A table’s importance score is based on the following parameter’s:
- The number of reads
- The number of users (query executors)
- The degree connectivity (i.e table’s # of parent/child tables)
- The update periodicity
- Age & freshness
The score is only calculated for tables that are specified in the warehouse’s metadata AND have at least one read or write query in the last 30 days (if a table was not queried in the last 30 days it can be found in the “Cleanup Suggestions” insight). Moreover, if the table is stale, newly created, or (very) rarely used then its score is set to zero.
We then divide the table/views (whose score ≠ 0) into 3 scoring groups:
- Source tables (tables that have no parent table)
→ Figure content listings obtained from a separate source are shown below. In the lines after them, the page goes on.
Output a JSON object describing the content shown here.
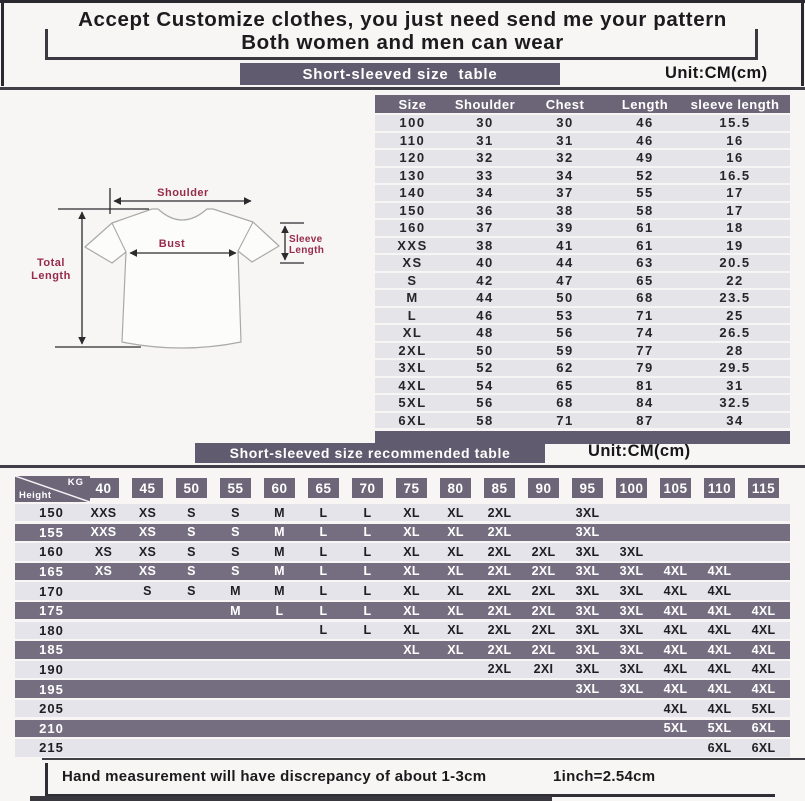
{
  "page": {
    "title_line1": "Accept Customize clothes, you just need send me your pattern",
    "title_line2": "Both women and men can wear"
  },
  "size_table_section": {
    "banner": "Short-sleeved size  table",
    "unit": "Unit:CM(cm)"
  },
  "size_table": {
    "columns": [
      "Size",
      "Shoulder",
      "Chest",
      "Length",
      "sleeve length"
    ],
    "rows": [
      [
        "100",
        "30",
        "30",
        "46",
        "15.5"
      ],
      [
        "110",
        "31",
        "31",
        "46",
        "16"
      ],
      [
        "120",
        "32",
        "32",
        "49",
        "16"
      ],
      [
        "130",
        "33",
        "34",
        "52",
        "16.5"
      ],
      [
        "140",
        "34",
        "37",
        "55",
        "17"
      ],
      [
        "150",
        "36",
        "38",
        "58",
        "17"
      ],
      [
        "160",
        "37",
        "39",
        "61",
        "18"
      ],
      [
        "XXS",
        "38",
        "41",
        "61",
        "19"
      ],
      [
        "XS",
        "40",
        "44",
        "63",
        "20.5"
      ],
      [
        "S",
        "42",
        "47",
        "65",
        "22"
      ],
      [
        "M",
        "44",
        "50",
        "68",
        "23.5"
      ],
      [
        "L",
        "46",
        "53",
        "71",
        "25"
      ],
      [
        "XL",
        "48",
        "56",
        "74",
        "26.5"
      ],
      [
        "2XL",
        "50",
        "59",
        "77",
        "28"
      ],
      [
        "3XL",
        "52",
        "62",
        "79",
        "29.5"
      ],
      [
        "4XL",
        "54",
        "65",
        "81",
        "31"
      ],
      [
        "5XL",
        "56",
        "68",
        "84",
        "32.5"
      ],
      [
        "6XL",
        "58",
        "71",
        "87",
        "34"
      ]
    ]
  },
  "diagram": {
    "shoulder_label": "Shoulder",
    "bust_label": "Bust",
    "total_length_line1": "Total",
    "total_length_line2": "Length",
    "sleeve_line1": "Sleeve",
    "sleeve_line2": "Length"
  },
  "reco_section": {
    "banner": "Short-sleeved size recommended table",
    "unit": "Unit:CM(cm)"
  },
  "reco_table": {
    "corner_top": "KG",
    "corner_bottom": "Height",
    "weights": [
      "40",
      "45",
      "50",
      "55",
      "60",
      "65",
      "70",
      "75",
      "80",
      "85",
      "90",
      "95",
      "100",
      "105",
      "110",
      "115"
    ],
    "rows": [
      {
        "height": "150",
        "cells": [
          "XXS",
          "XS",
          "S",
          "S",
          "M",
          "L",
          "L",
          "XL",
          "XL",
          "2XL",
          "",
          "3XL",
          "",
          "",
          "",
          ""
        ]
      },
      {
        "height": "155",
        "cells": [
          "XXS",
          "XS",
          "S",
          "S",
          "M",
          "L",
          "L",
          "XL",
          "XL",
          "2XL",
          "",
          "3XL",
          "",
          "",
          "",
          ""
        ]
      },
      {
        "height": "160",
        "cells": [
          "XS",
          "XS",
          "S",
          "S",
          "M",
          "L",
          "L",
          "XL",
          "XL",
          "2XL",
          "2XL",
          "3XL",
          "3XL",
          "",
          "",
          ""
        ]
      },
      {
        "height": "165",
        "cells": [
          "XS",
          "XS",
          "S",
          "S",
          "M",
          "L",
          "L",
          "XL",
          "XL",
          "2XL",
          "2XL",
          "3XL",
          "3XL",
          "4XL",
          "4XL",
          ""
        ]
      },
      {
        "height": "170",
        "cells": [
          "",
          "S",
          "S",
          "M",
          "M",
          "L",
          "L",
          "XL",
          "XL",
          "2XL",
          "2XL",
          "3XL",
          "3XL",
          "4XL",
          "4XL",
          ""
        ]
      },
      {
        "height": "175",
        "cells": [
          "",
          "",
          "",
          "M",
          "L",
          "L",
          "L",
          "XL",
          "XL",
          "2XL",
          "2XL",
          "3XL",
          "3XL",
          "4XL",
          "4XL",
          "4XL"
        ]
      },
      {
        "height": "180",
        "cells": [
          "",
          "",
          "",
          "",
          "",
          "L",
          "L",
          "XL",
          "XL",
          "2XL",
          "2XL",
          "3XL",
          "3XL",
          "4XL",
          "4XL",
          "4XL"
        ]
      },
      {
        "height": "185",
        "cells": [
          "",
          "",
          "",
          "",
          "",
          "",
          "",
          "XL",
          "XL",
          "2XL",
          "2XL",
          "3XL",
          "3XL",
          "4XL",
          "4XL",
          "4XL"
        ]
      },
      {
        "height": "190",
        "cells": [
          "",
          "",
          "",
          "",
          "",
          "",
          "",
          "",
          "",
          "2XL",
          "2XI",
          "3XL",
          "3XL",
          "4XL",
          "4XL",
          "4XL"
        ]
      },
      {
        "height": "195",
        "cells": [
          "",
          "",
          "",
          "",
          "",
          "",
          "",
          "",
          "",
          "",
          "",
          "3XL",
          "3XL",
          "4XL",
          "4XL",
          "4XL"
        ]
      },
      {
        "height": "205",
        "cells": [
          "",
          "",
          "",
          "",
          "",
          "",
          "",
          "",
          "",
          "",
          "",
          "",
          "",
          "4XL",
          "4XL",
          "5XL"
        ]
      },
      {
        "height": "210",
        "cells": [
          "",
          "",
          "",
          "",
          "",
          "",
          "",
          "",
          "",
          "",
          "",
          "",
          "",
          "5XL",
          "5XL",
          "6XL"
        ]
      },
      {
        "height": "215",
        "cells": [
          "",
          "",
          "",
          "",
          "",
          "",
          "",
          "",
          "",
          "",
          "",
          "",
          "",
          "",
          "6XL",
          "6XL"
        ]
      }
    ]
  },
  "footer": {
    "note": "Hand measurement will have discrepancy of about  1-3cm",
    "conversion": "1inch=2.54cm"
  },
  "colors": {
    "banner_purple": "#605b6e",
    "header_purple": "#6c6678",
    "row_purple": "#746e80",
    "row_light": "#e6e4eb",
    "label_red": "#972b4a",
    "text_dark": "#1c1c1f"
  }
}
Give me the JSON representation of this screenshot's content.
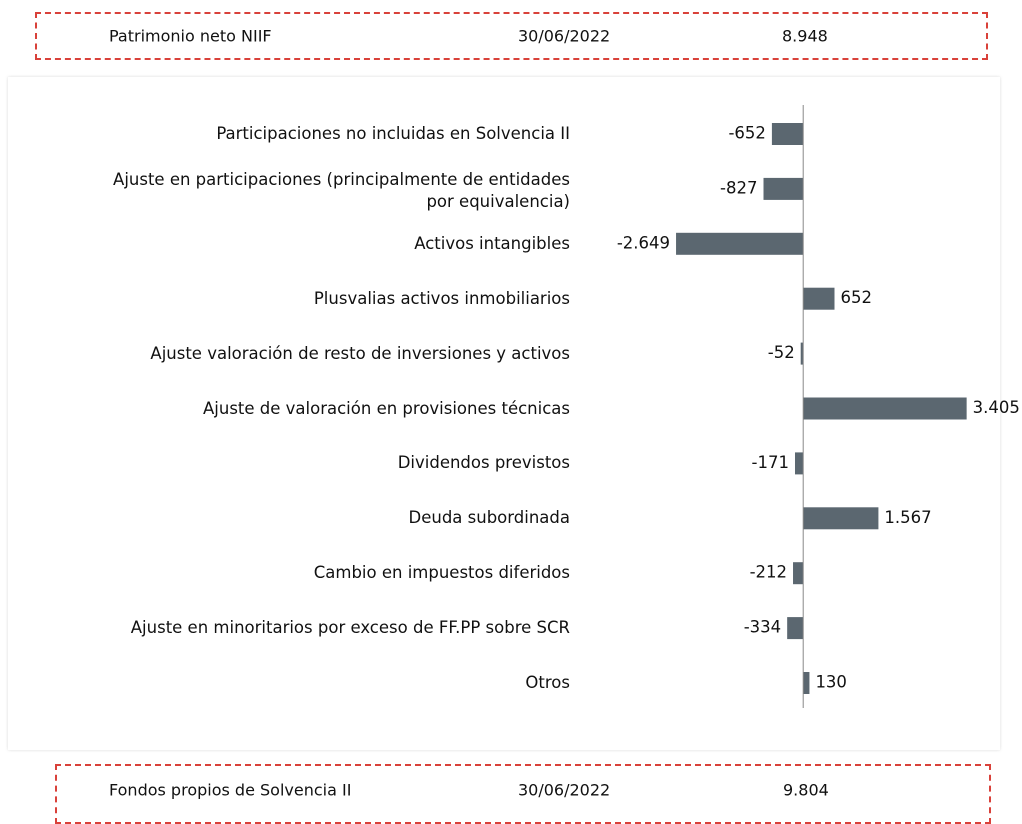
{
  "header": {
    "label": "Patrimonio neto NIIF",
    "date": "30/06/2022",
    "value": "8.948"
  },
  "footer": {
    "label": "Fondos propios de Solvencia II",
    "date": "30/06/2022",
    "value": "9.804"
  },
  "chart_data": {
    "type": "bar",
    "orientation": "horizontal",
    "color": "#5b6770",
    "categories": [
      "Participaciones no incluidas en Solvencia II",
      "Ajuste en participaciones (principalmente de entidades\npor equivalencia)",
      "Activos intangibles",
      "Plusvalias activos inmobiliarios",
      "Ajuste valoración de resto de inversiones y activos",
      "Ajuste de valoración en provisiones técnicas",
      "Dividendos previstos",
      "Deuda subordinada",
      "Cambio en impuestos diferidos",
      "Ajuste en minoritarios por exceso de FF.PP sobre SCR",
      "Otros"
    ],
    "values": [
      -652,
      -827,
      -2649,
      652,
      -52,
      3405,
      -171,
      1567,
      -212,
      -334,
      130
    ],
    "value_labels": [
      "-652",
      "-827",
      "-2.649",
      "652",
      "-52",
      "3.405",
      "-171",
      "1.567",
      "-212",
      "-334",
      "130"
    ],
    "xlim": [
      -4650,
      4100
    ]
  }
}
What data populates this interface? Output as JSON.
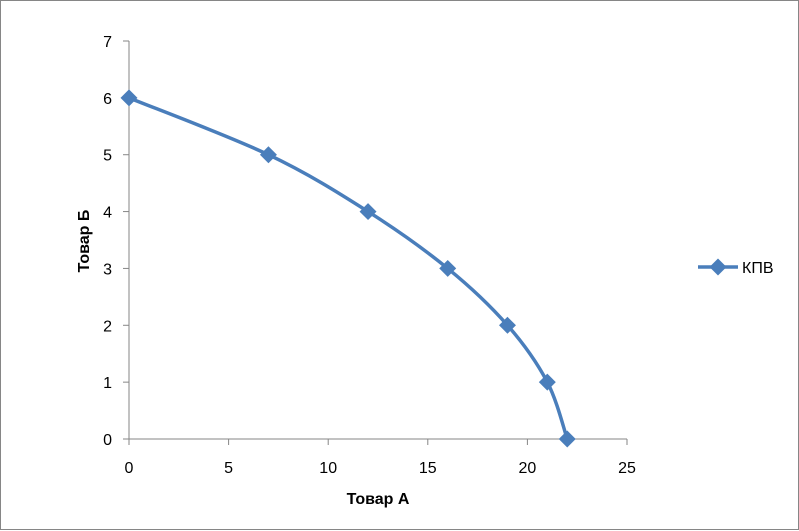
{
  "chart_data": {
    "type": "line",
    "title": "",
    "xlabel": "Товар А",
    "ylabel": "Товар Б",
    "xlim": [
      0,
      25
    ],
    "ylim": [
      0,
      7
    ],
    "xticks": [
      "0",
      "5",
      "10",
      "15",
      "20",
      "25"
    ],
    "yticks": [
      "0",
      "1",
      "2",
      "3",
      "4",
      "5",
      "6",
      "7"
    ],
    "grid": false,
    "legend_position": "right",
    "smooth": true,
    "marker": "diamond",
    "series": [
      {
        "name": "КПВ",
        "color": "#4a7ebb",
        "x": [
          0,
          7,
          12,
          16,
          19,
          21,
          22
        ],
        "y": [
          6,
          5,
          4,
          3,
          2,
          1,
          0
        ]
      }
    ]
  }
}
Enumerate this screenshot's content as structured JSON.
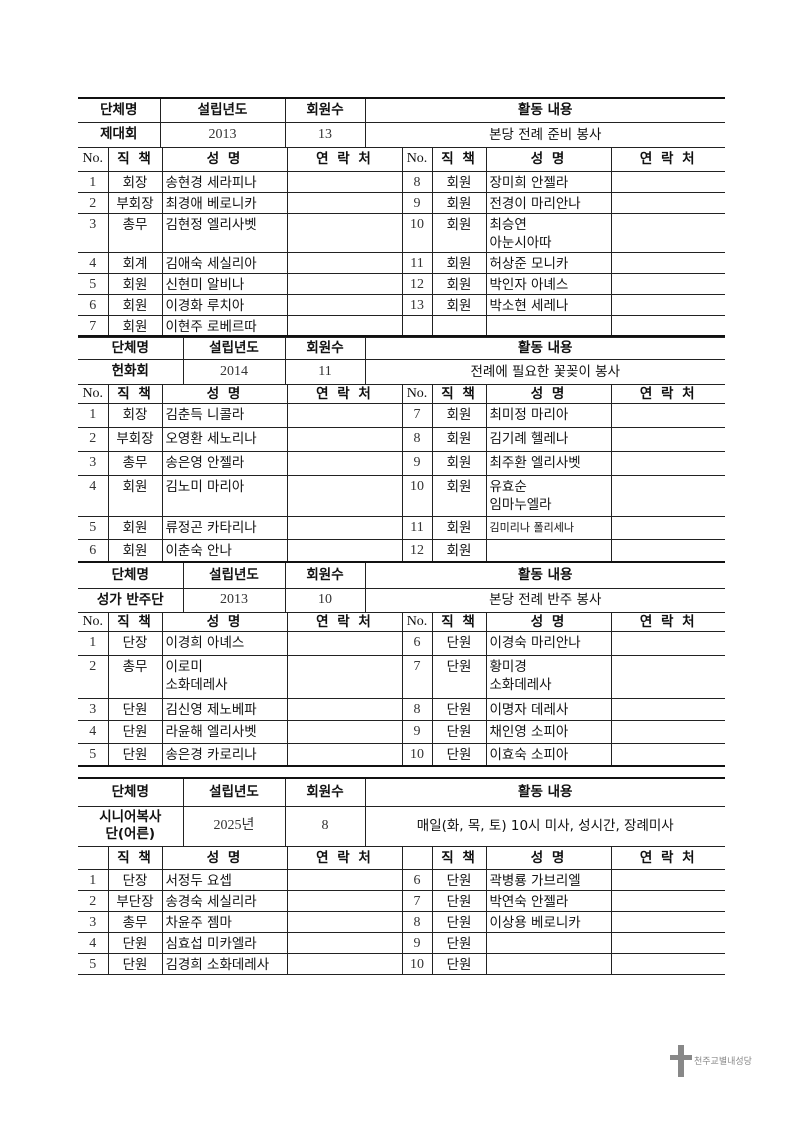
{
  "header_labels": {
    "group": "단체명",
    "founded": "설립년도",
    "members": "회원수",
    "activity": "활동 내용"
  },
  "column_labels": {
    "no": "No.",
    "role": "직 책",
    "name": "성 명",
    "contact": "연 락 처"
  },
  "groups": [
    {
      "name": "제대회",
      "founded": "2013",
      "member_count": "13",
      "activity": "본당 전례 준비 봉사",
      "show_no_header": true,
      "left": [
        {
          "no": "1",
          "role": "회장",
          "name": "송현경 세라피나"
        },
        {
          "no": "2",
          "role": "부회장",
          "name": "최경애 베로니카"
        },
        {
          "no": "3",
          "role": "총무",
          "name": "김현정 엘리사벳"
        },
        {
          "no": "4",
          "role": "회계",
          "name": "김애숙 세실리아"
        },
        {
          "no": "5",
          "role": "회원",
          "name": "신현미 알비나"
        },
        {
          "no": "6",
          "role": "회원",
          "name": "이경화 루치아"
        },
        {
          "no": "7",
          "role": "회원",
          "name": "이현주 로베르따"
        }
      ],
      "right": [
        {
          "no": "8",
          "role": "회원",
          "name": "장미희 안젤라"
        },
        {
          "no": "9",
          "role": "회원",
          "name": "전경이 마리안나"
        },
        {
          "no": "10",
          "role": "회원",
          "name": "최승연\n아눈시아따"
        },
        {
          "no": "11",
          "role": "회원",
          "name": "허상준 모니카"
        },
        {
          "no": "12",
          "role": "회원",
          "name": "박인자 아녜스"
        },
        {
          "no": "13",
          "role": "회원",
          "name": "박소현 세레나"
        },
        {
          "no": "",
          "role": "",
          "name": ""
        }
      ]
    },
    {
      "name": "헌화회",
      "founded": "2014",
      "member_count": "11",
      "activity": "전례에 필요한 꽃꽂이 봉사",
      "show_no_header": true,
      "left": [
        {
          "no": "1",
          "role": "회장",
          "name": "김춘득 니콜라"
        },
        {
          "no": "2",
          "role": "부회장",
          "name": "오영환 세노리나"
        },
        {
          "no": "3",
          "role": "총무",
          "name": "송은영 안젤라"
        },
        {
          "no": "4",
          "role": "회원",
          "name": "김노미 마리아"
        },
        {
          "no": "5",
          "role": "회원",
          "name": "류정곤 카타리나"
        },
        {
          "no": "6",
          "role": "회원",
          "name": "이춘숙 안나"
        }
      ],
      "right": [
        {
          "no": "7",
          "role": "회원",
          "name": "최미정 마리아"
        },
        {
          "no": "8",
          "role": "회원",
          "name": "김기례 헬레나"
        },
        {
          "no": "9",
          "role": "회원",
          "name": "최주환 엘리사벳"
        },
        {
          "no": "10",
          "role": "회원",
          "name": "유효순\n임마누엘라"
        },
        {
          "no": "11",
          "role": "회원",
          "name": "김미리나 폴리세나"
        },
        {
          "no": "12",
          "role": "회원",
          "name": ""
        }
      ]
    },
    {
      "name": "성가 반주단",
      "founded": "2013",
      "member_count": "10",
      "activity": "본당 전례 반주 봉사",
      "show_no_header": true,
      "left": [
        {
          "no": "1",
          "role": "단장",
          "name": "이경희 아녜스"
        },
        {
          "no": "2",
          "role": "총무",
          "name": "이로미\n소화데레사"
        },
        {
          "no": "3",
          "role": "단원",
          "name": "김신영 제노베파"
        },
        {
          "no": "4",
          "role": "단원",
          "name": "라윤해 엘리사벳"
        },
        {
          "no": "5",
          "role": "단원",
          "name": "송은경 카로리나"
        }
      ],
      "right": [
        {
          "no": "6",
          "role": "단원",
          "name": "이경숙 마리안나"
        },
        {
          "no": "7",
          "role": "단원",
          "name": "황미경\n소화데레사"
        },
        {
          "no": "8",
          "role": "단원",
          "name": "이명자 데레사"
        },
        {
          "no": "9",
          "role": "단원",
          "name": "채인영 소피아"
        },
        {
          "no": "10",
          "role": "단원",
          "name": "이효숙 소피아"
        }
      ]
    },
    {
      "name": "시니어복사\n단(어른)",
      "founded": "2025년",
      "member_count": "8",
      "activity": "매일(화, 목, 토) 10시 미사, 성시간, 장례미사",
      "show_no_header": false,
      "left": [
        {
          "no": "1",
          "role": "단장",
          "name": "서정두 요셉"
        },
        {
          "no": "2",
          "role": "부단장",
          "name": "송경숙 세실리라"
        },
        {
          "no": "3",
          "role": "총무",
          "name": "차윤주 젬마"
        },
        {
          "no": "4",
          "role": "단원",
          "name": "심효섭 미카엘라"
        },
        {
          "no": "5",
          "role": "단원",
          "name": "김경희 소화데레사"
        }
      ],
      "right": [
        {
          "no": "6",
          "role": "단원",
          "name": "곽병룡 가브리엘"
        },
        {
          "no": "7",
          "role": "단원",
          "name": "박연숙 안젤라"
        },
        {
          "no": "8",
          "role": "단원",
          "name": "이상용 베로니카"
        },
        {
          "no": "9",
          "role": "단원",
          "name": ""
        },
        {
          "no": "10",
          "role": "단원",
          "name": ""
        }
      ]
    }
  ],
  "logo": {
    "text": "천주교별내성당",
    "icon": "cross-icon"
  }
}
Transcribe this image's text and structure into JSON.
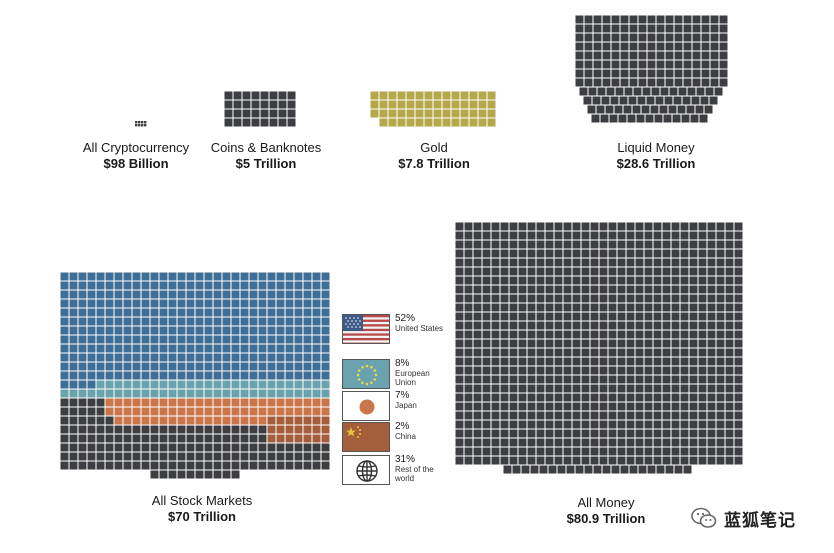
{
  "chart_data": {
    "type": "waffle",
    "unit_cell_value_billion": 98,
    "colors": {
      "dark": "#3d3e41",
      "gold": "#b5a84a",
      "us": "#3f6e96",
      "eu": "#6aa3ae",
      "japan": "#c8764a",
      "china": "#a45e3c"
    },
    "items": [
      {
        "id": "crypto",
        "name": "All Cryptocurrency",
        "value_label": "$98 Billion",
        "value_trillion": 0.098,
        "color": "dark"
      },
      {
        "id": "coins",
        "name": "Coins & Banknotes",
        "value_label": "$5 Trillion",
        "value_trillion": 5,
        "color": "dark"
      },
      {
        "id": "gold",
        "name": "Gold",
        "value_label": "$7.8 Trillion",
        "value_trillion": 7.8,
        "color": "gold"
      },
      {
        "id": "liquid",
        "name": "Liquid Money",
        "value_label": "$28.6 Trillion",
        "value_trillion": 28.6,
        "color": "dark"
      },
      {
        "id": "stocks",
        "name": "All Stock Markets",
        "value_label": "$70 Trillion",
        "value_trillion": 70,
        "color": "dark"
      },
      {
        "id": "money",
        "name": "All Money",
        "value_label": "$80.9 Trillion",
        "value_trillion": 80.9,
        "color": "dark"
      }
    ],
    "stock_breakdown": [
      {
        "id": "us",
        "percent_label": "52%",
        "percent": 52,
        "region": "United States",
        "color": "us",
        "flag_icon": "us-flag-icon"
      },
      {
        "id": "eu",
        "percent_label": "8%",
        "percent": 8,
        "region": "European Union",
        "color": "eu",
        "flag_icon": "eu-flag-icon"
      },
      {
        "id": "japan",
        "percent_label": "7%",
        "percent": 7,
        "region": "Japan",
        "color": "japan",
        "flag_icon": "japan-flag-icon"
      },
      {
        "id": "china",
        "percent_label": "2%",
        "percent": 2,
        "region": "China",
        "color": "china",
        "flag_icon": "china-flag-icon"
      },
      {
        "id": "rest",
        "percent_label": "31%",
        "percent": 31,
        "region": "Rest of the world",
        "color": "dark",
        "flag_icon": "globe-icon"
      }
    ]
  },
  "watermark": {
    "text": "蓝狐笔记",
    "icon": "wechat-icon"
  }
}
- ETL tables (tables that have both parent and child tables)
- Analytic tables (tables that have a parent but no children and are being queried by users/BI tools)
For each of these scoring groups (independently) a score is then generates for each scoring parameter (reads, users, connectivity, periodicity). Then, for each table, these scores are combined into a single importance score which ranges between 0 and 1.
How is the score calculated in details?
- The score is automatically set to zero if the table was not queried in the last 14 days or was queried for less than 3 distinct days out of the last 30 days.
- The score is relative in nature, each table (or view) is scored in respect to other tables found within its “scoring group” based on the scoring parameters(reads, users, degree of connectivity, periodicity).
- Reads score - If the avg. number of reads (in the last 30 days) < 1 then the score is set to zero. Otherwise, the number of reads is transformed to a percentile (0-1).
- Users score - If the number of query executors < 3 then the score is set to zero. Otherwise, the number of users is transformed to a percentile (0-1).
- Degree score - If the table degree (number of direct parent or child tables) < 3 then the score is set to zero. Otherwise, the degree score is set to 0.5.
- Periodicity score - If the table (or a view) is periodic in terms of updates then the score is set to 1.2, and 0 otherwise. As views don’t get “updates” (views are not being written to), we define a “periodic” view as a view which is connected to a periodic table.
- All the 4 scores mentioned above are combined into a single importance score using Euclidean norm whose output is then transformed into percentiles. Therefore, the final score is between 0 and 1.
importance_score = percentile_rank(euclidean_norm(reads score, user score, degree score, periodicity score)).
Updated 10 months ago